Speaker: Joshua Grochow

Affiliation: University of Colorado

Title: Isomorphism of tensors, algebras, and polynomials, oh my!

Abstract: We consider the problems of testing isomorphism of tensors, p-groups, cubic polynomials, quantum states, algebras, and more, which arise from a variety of areas, including machine learning, group theory, and cryptography. Despite Graph Isomorphism now being in quasi-polynomial time, and having long had efficient practical software, for the problems we consider no algorithm is known that is asymptotically better than brute force, and state-of-the-art software cannot get beyond small instances. We approach this situation in two ways:

– Complexity-theoretic: we show that all these problems are polynomial-time equivalent, giving rise to a class of problems we call Tensor Isomorphism-complete (TI-complete). Perhaps surprising here is that we show that isomorphism of d-tensors for any fixed d (at least 3) is equivalent to testing isomorphism of 3-tensors. These equivalences let us focus on just one problem rather than dozens, or a whole infinite hierarchy, separately.

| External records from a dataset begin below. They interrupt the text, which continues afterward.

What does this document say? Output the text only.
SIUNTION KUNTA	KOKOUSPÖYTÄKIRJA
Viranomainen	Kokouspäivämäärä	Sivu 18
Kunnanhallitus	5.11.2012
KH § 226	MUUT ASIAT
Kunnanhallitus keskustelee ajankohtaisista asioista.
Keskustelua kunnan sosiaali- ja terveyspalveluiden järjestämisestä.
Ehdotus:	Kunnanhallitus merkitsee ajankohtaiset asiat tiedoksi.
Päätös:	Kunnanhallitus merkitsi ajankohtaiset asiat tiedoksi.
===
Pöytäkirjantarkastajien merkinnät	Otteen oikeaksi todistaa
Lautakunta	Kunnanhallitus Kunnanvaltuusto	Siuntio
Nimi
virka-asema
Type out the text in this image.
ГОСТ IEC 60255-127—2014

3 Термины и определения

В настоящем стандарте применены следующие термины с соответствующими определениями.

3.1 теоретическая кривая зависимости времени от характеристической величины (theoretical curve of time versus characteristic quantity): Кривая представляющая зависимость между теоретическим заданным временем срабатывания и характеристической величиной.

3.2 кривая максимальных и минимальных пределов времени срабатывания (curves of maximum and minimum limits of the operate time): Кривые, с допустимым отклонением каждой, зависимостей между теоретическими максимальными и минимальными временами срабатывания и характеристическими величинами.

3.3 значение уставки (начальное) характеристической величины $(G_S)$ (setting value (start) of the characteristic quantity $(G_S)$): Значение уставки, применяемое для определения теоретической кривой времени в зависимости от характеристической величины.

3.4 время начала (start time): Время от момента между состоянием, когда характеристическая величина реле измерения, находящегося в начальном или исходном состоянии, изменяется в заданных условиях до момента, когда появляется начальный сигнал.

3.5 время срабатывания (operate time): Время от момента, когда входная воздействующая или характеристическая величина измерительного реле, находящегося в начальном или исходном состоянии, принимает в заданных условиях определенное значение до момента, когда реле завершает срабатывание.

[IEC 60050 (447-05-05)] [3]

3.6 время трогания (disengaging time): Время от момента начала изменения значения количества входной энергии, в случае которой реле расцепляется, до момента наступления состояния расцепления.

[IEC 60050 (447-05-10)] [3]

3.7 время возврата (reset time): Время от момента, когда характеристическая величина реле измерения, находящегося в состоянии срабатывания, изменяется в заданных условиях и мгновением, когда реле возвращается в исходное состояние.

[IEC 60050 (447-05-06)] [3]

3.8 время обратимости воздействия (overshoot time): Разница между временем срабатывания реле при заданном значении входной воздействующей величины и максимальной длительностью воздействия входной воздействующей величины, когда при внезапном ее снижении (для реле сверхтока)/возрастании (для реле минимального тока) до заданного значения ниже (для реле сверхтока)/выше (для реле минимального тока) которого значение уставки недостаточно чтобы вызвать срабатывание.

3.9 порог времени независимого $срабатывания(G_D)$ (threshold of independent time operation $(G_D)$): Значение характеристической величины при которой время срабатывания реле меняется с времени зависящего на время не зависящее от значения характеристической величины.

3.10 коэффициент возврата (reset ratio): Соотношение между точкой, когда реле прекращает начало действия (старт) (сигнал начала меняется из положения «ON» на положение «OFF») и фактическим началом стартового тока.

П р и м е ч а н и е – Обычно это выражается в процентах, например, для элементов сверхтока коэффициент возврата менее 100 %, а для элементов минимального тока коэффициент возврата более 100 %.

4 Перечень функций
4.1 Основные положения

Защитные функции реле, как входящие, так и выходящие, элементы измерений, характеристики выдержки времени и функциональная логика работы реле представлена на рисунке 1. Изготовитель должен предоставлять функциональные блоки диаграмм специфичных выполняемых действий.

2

– Algorithmic: Adapting the Weisfeiler-Leman method from Graph Isomorphism to tensors, trying to understand tensor isomorphism by taking advantage of isomorphisms of small sub-tensors. This leads to tensor analogues of the Graph Reconstruction conjecture and related questions.

Based on joint works with Vyacheslav V. Futorny and Vladimir V. Sergeichuk (Lin. Alg. Appl., 2019; arXiv:1810.09219), with Peter A. Brooksbank, Yinan Li, Youming Qiao, and James B. Wilson (arXiv:1905.02518), and with Youming Qiao (arXiv:1907.00309).